– Ясненько,- Сашка заулыбался.
– Вот и вы туда же,- Иван привстал, чтобы уйти.
– Ты ещё и обидчивый,- удержал его Сашка.
– Будешь тут обижаться. Кому не скажу, одни усмешки. Надоело.
– Не оттого я усмехнулся, что это хохмочки. Не дуйся.
– Хорошо,- Иван сел.
– А информацию где в этой глуши берёшь?
– Раньше сводки заказывал, караванщики привозили. Сейчас на голодном пайке. Собирался через радарную станцию договориться,- он смолк.- Теперь Пешкова снимут после вашей с армейскими встречи. Так, наверное.
– А в Европу не желаешь?
– Хотел бы. Если возьмёте. Но только в случае удачных переговоров с военными. Если нет – останусь здесь. Я – стрелок.
– Тогда принимай,- Сашка подал руку.- Но тоже с условием.
– Слушаю,- Иван хлопнул Сашку по руке.
– У тебя новый снегоход?
– Совсем. Раза два ездил. Ещё есть старый, но на добром ходу.
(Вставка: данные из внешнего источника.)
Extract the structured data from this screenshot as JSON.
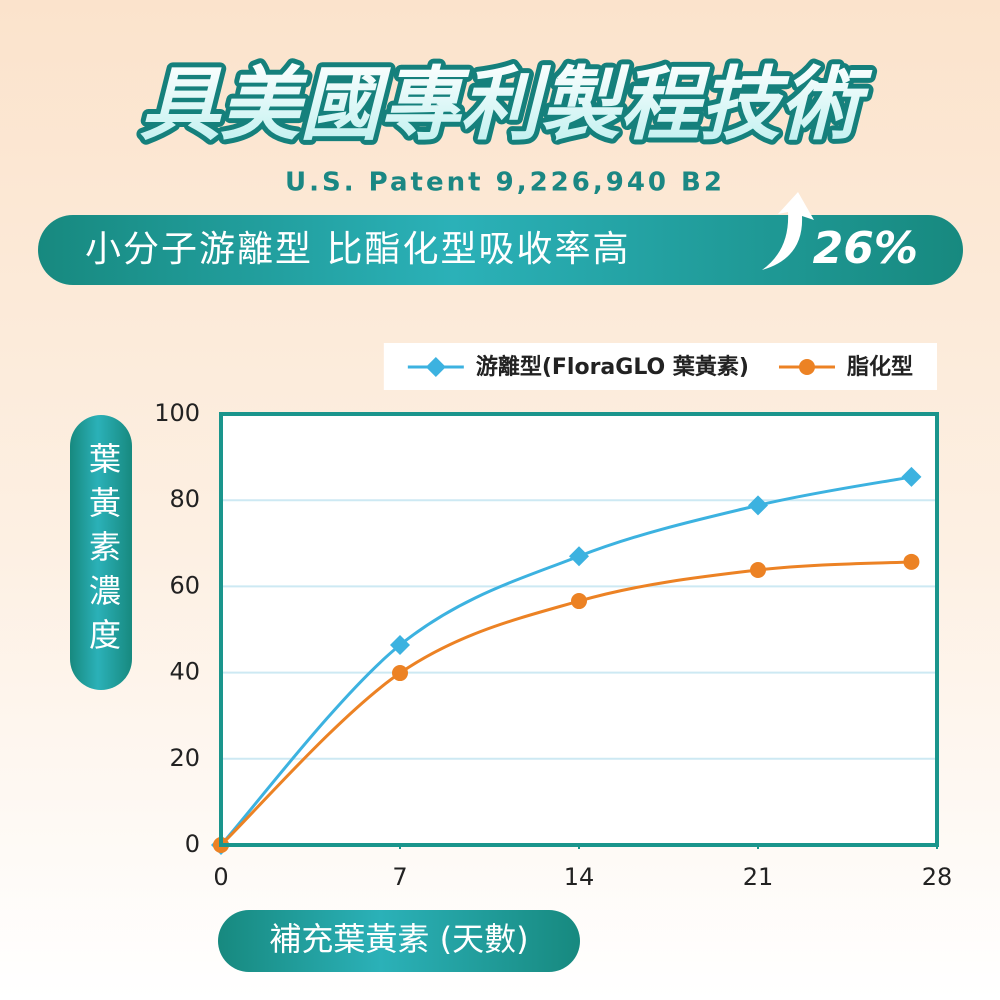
{
  "chart_data": {
    "type": "line",
    "title": "具美國專利製程技術",
    "subtitle": "U.S. Patent 9,226,940 B2",
    "headline": "小分子游離型 比酯化型吸收率高",
    "headline_value": "26%",
    "x_label": "補充葉黃素 (天數)",
    "y_label": "葉黃素濃度",
    "x": [
      0,
      7,
      14,
      21,
      27
    ],
    "xlim": [
      0,
      28
    ],
    "xticks": [
      0,
      7,
      14,
      21,
      28
    ],
    "ylim": [
      0,
      100
    ],
    "yticks": [
      0,
      20,
      40,
      60,
      80,
      100
    ],
    "grid": true,
    "legend": "top-right",
    "series": [
      {
        "name": "游離型(FloraGLO 葉黃素)",
        "color": "#3cb2e0",
        "marker": "diamond",
        "values": [
          0,
          46.4,
          67,
          78.8,
          85.4
        ]
      },
      {
        "name": "脂化型",
        "color": "#ec8224",
        "marker": "circle",
        "values": [
          0,
          39.9,
          56.6,
          63.8,
          65.7
        ]
      }
    ]
  }
}
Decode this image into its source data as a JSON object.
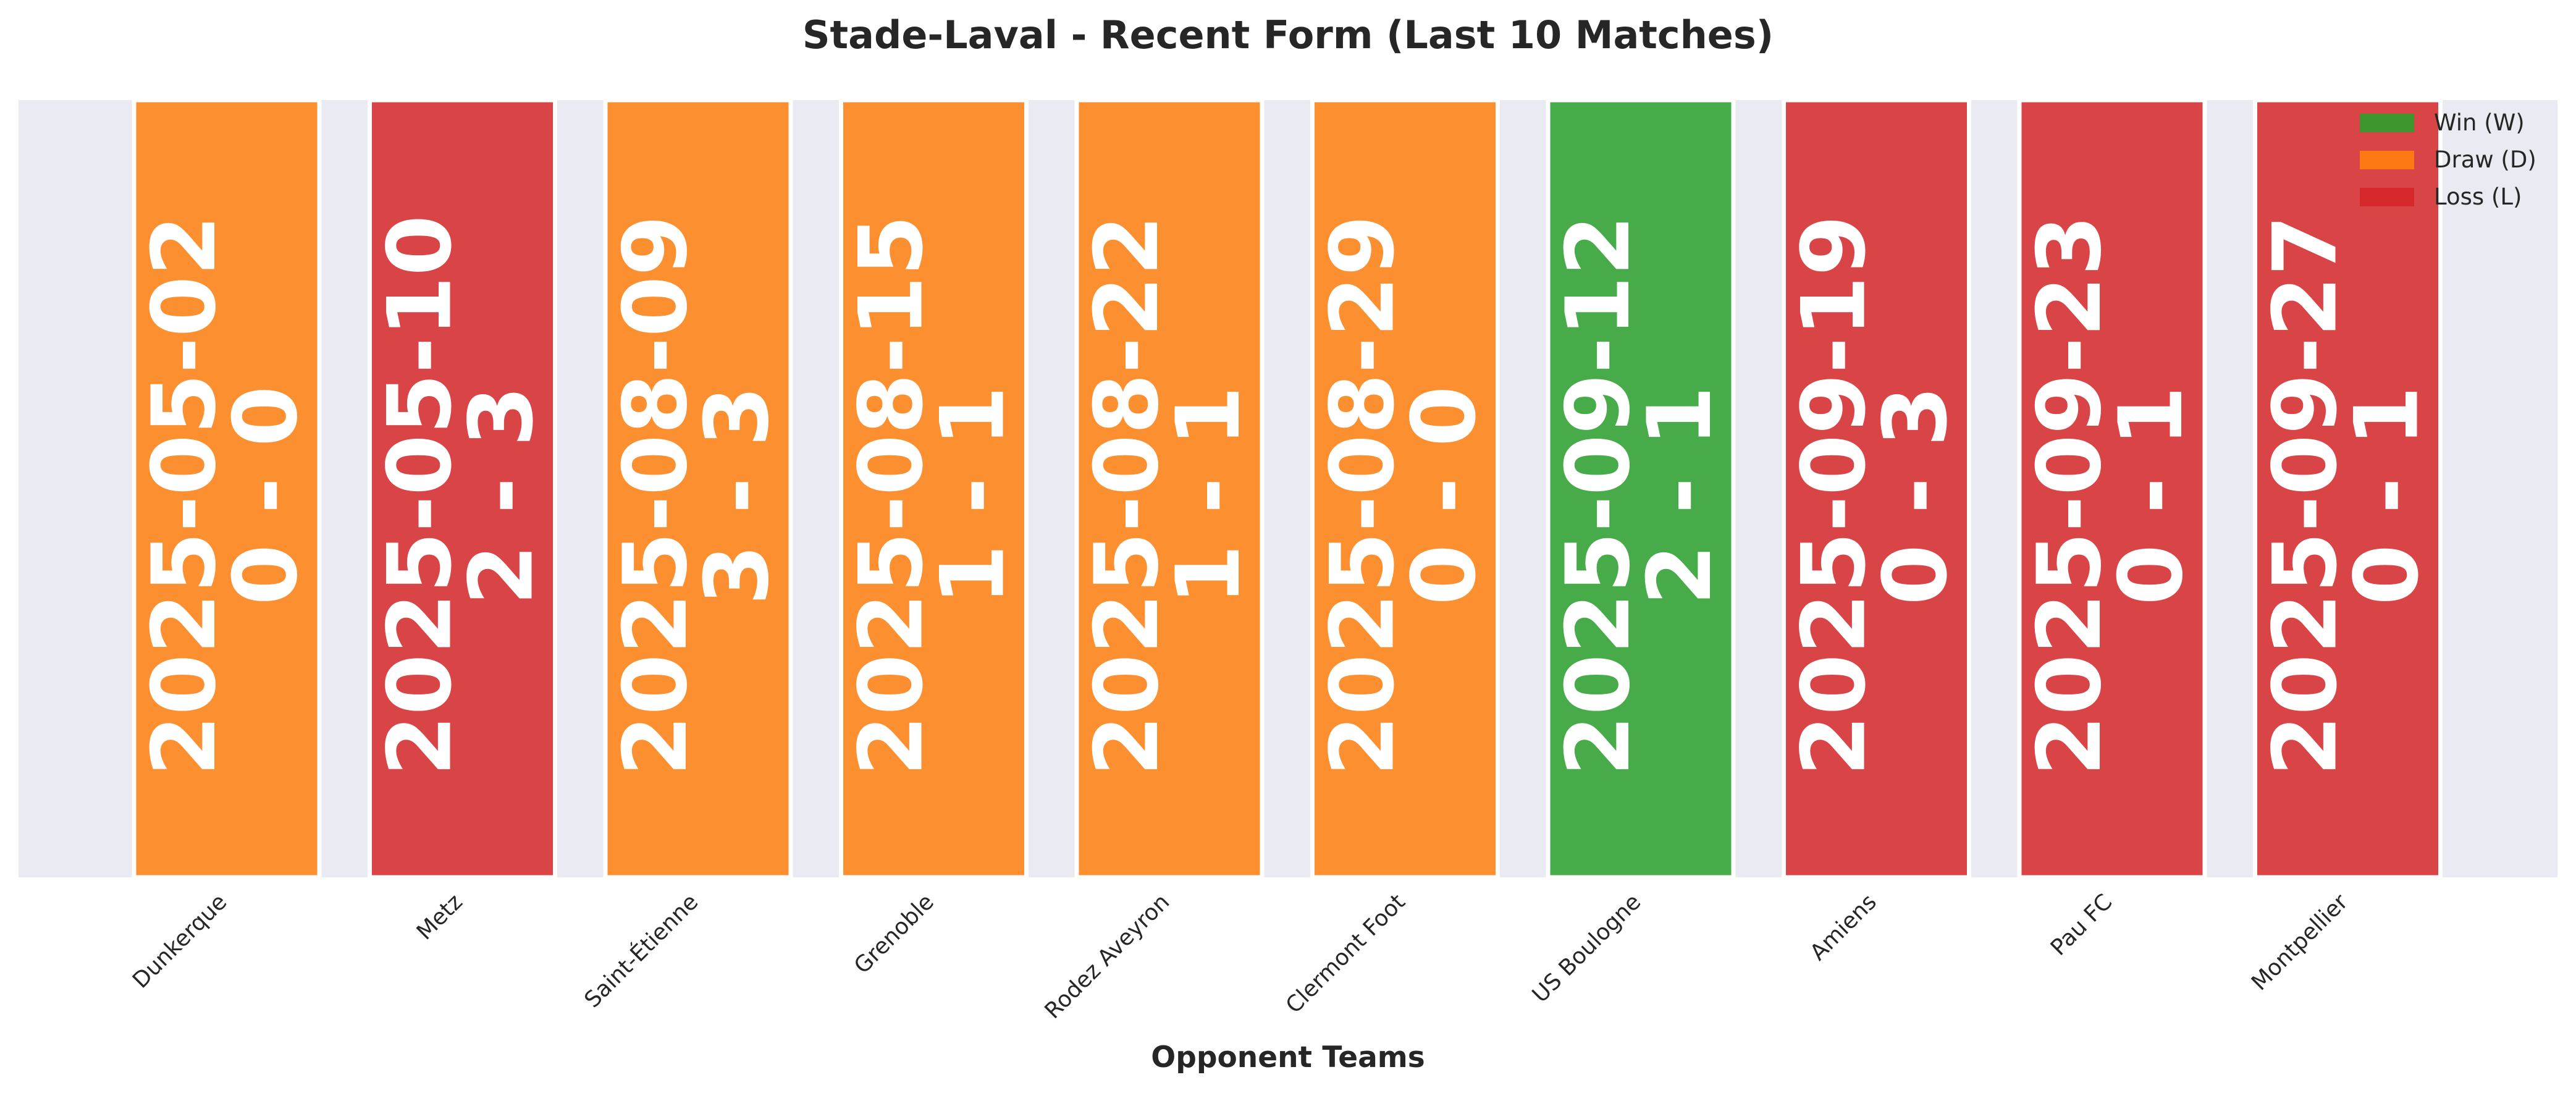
{
  "chart_data": {
    "type": "bar",
    "title": "Stade-Laval - Recent Form (Last 10 Matches)",
    "xlabel": "Opponent Teams",
    "ylabel": "",
    "categories": [
      "Dunkerque",
      "Metz",
      "Saint-Étienne",
      "Grenoble",
      "Rodez Aveyron",
      "Clermont Foot",
      "US Boulogne",
      "Amiens",
      "Pau FC",
      "Montpellier"
    ],
    "dates": [
      "2025-05-02",
      "2025-05-10",
      "2025-08-09",
      "2025-08-15",
      "2025-08-22",
      "2025-08-29",
      "2025-09-12",
      "2025-09-19",
      "2025-09-23",
      "2025-09-27"
    ],
    "scores": [
      "0 - 0",
      "2 - 3",
      "3 - 3",
      "1 - 1",
      "1 - 1",
      "0 - 0",
      "2 - 1",
      "0 - 3",
      "0 - 1",
      "0 - 1"
    ],
    "results": [
      "D",
      "L",
      "D",
      "D",
      "D",
      "D",
      "W",
      "L",
      "L",
      "L"
    ],
    "values": [
      1,
      1,
      1,
      1,
      1,
      1,
      1,
      1,
      1,
      1
    ],
    "ylim": [
      0,
      1
    ],
    "grid": false,
    "legend": {
      "placement": "top-right",
      "entries": [
        {
          "key": "W",
          "label": "Win (W)",
          "color": "#2ca02c"
        },
        {
          "key": "D",
          "label": "Draw (D)",
          "color": "#ff7f0e"
        },
        {
          "key": "L",
          "label": "Loss (L)",
          "color": "#d62728"
        }
      ]
    },
    "colors": {
      "background": "#eaeaf2",
      "bar_label": "#ffffff",
      "text": "#262626"
    }
  }
}
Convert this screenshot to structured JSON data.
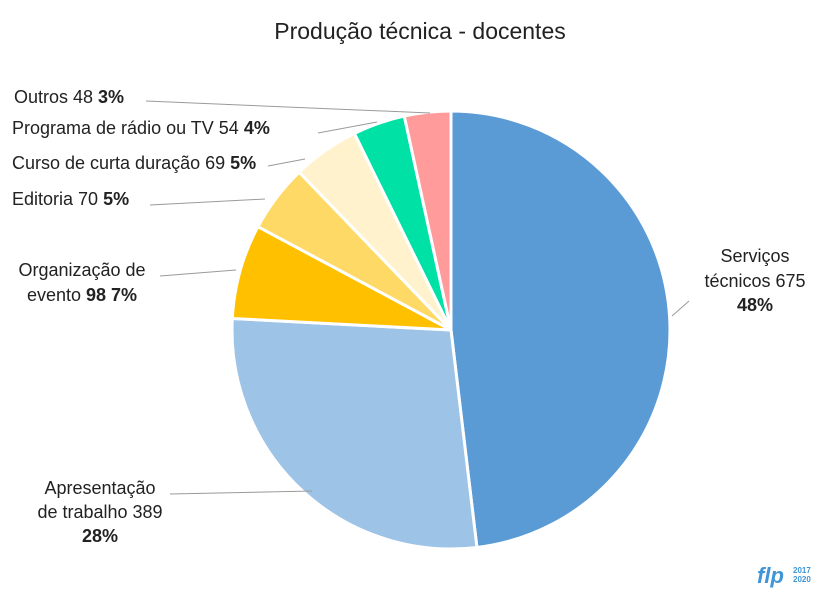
{
  "chart_data": {
    "type": "pie",
    "title": "Produção técnica - docentes",
    "legend": "none",
    "slices": [
      {
        "label": "Serviços técnicos",
        "value": 675,
        "pct": "48%",
        "color": "#5b9bd5"
      },
      {
        "label": "Apresentação de trabalho",
        "value": 389,
        "pct": "28%",
        "color": "#9dc3e6"
      },
      {
        "label": "Organização de evento",
        "value": 98,
        "pct": "7%",
        "color": "#ffc000"
      },
      {
        "label": "Editoria",
        "value": 70,
        "pct": "5%",
        "color": "#ffd966"
      },
      {
        "label": "Curso de curta duração",
        "value": 69,
        "pct": "5%",
        "color": "#fff2cc"
      },
      {
        "label": "Programa de rádio ou TV",
        "value": 54,
        "pct": "4%",
        "color": "#00e1a6"
      },
      {
        "label": "Outros",
        "value": 48,
        "pct": "3%",
        "color": "#ff9b9b"
      }
    ]
  },
  "logo": {
    "text": "flp",
    "years": [
      "2017",
      "2020"
    ]
  }
}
– Я с тёткой переговорил, она обещала подготовить всё, что мне надо по списку. Ты заберёшь. Там на двое саней соберётся. Мне свой старый подгони. Если с военными всё будет нормально, мы через посёлок поедем с Проней. Тут тебя и захвачу.
– Когда тёте позвонить?
– Завтра с утра.
– Если это всё, то я пойду. Времени не хочу на застолья тратить,- Иван встал, и быстро одевшись, юркнул в двери, ни с кем не прощаясь, всем было явно не до него.
Глава 11
Сашка с Проней больше суток просидели в бане, закрывшись от всех. Готовились к встрече с военными. Обмозговали всё, со всех сторон, и сошлись на том, что сделать невозможное будет невозможно. Такой получился у них парадокс по имеющимся скудным данным. Думали до головной боли.
– Всё, Проня,- Сашка встал с лежака и начал приседать, разминаясь.- Хватит. Нет желания больше крутить. Может, кривая куда выведет, нелёгкая.
Проня, не поднимая головы, которая покоилась на скрещенных руках и насвистывая что-то, ответил:
– Она заведёт. Держи карман шире. В лучшем случае на цугундер. Ты вот что ещё знай. Они гарантий не дали. И мы можем со встречи угодить прямо в кутузку.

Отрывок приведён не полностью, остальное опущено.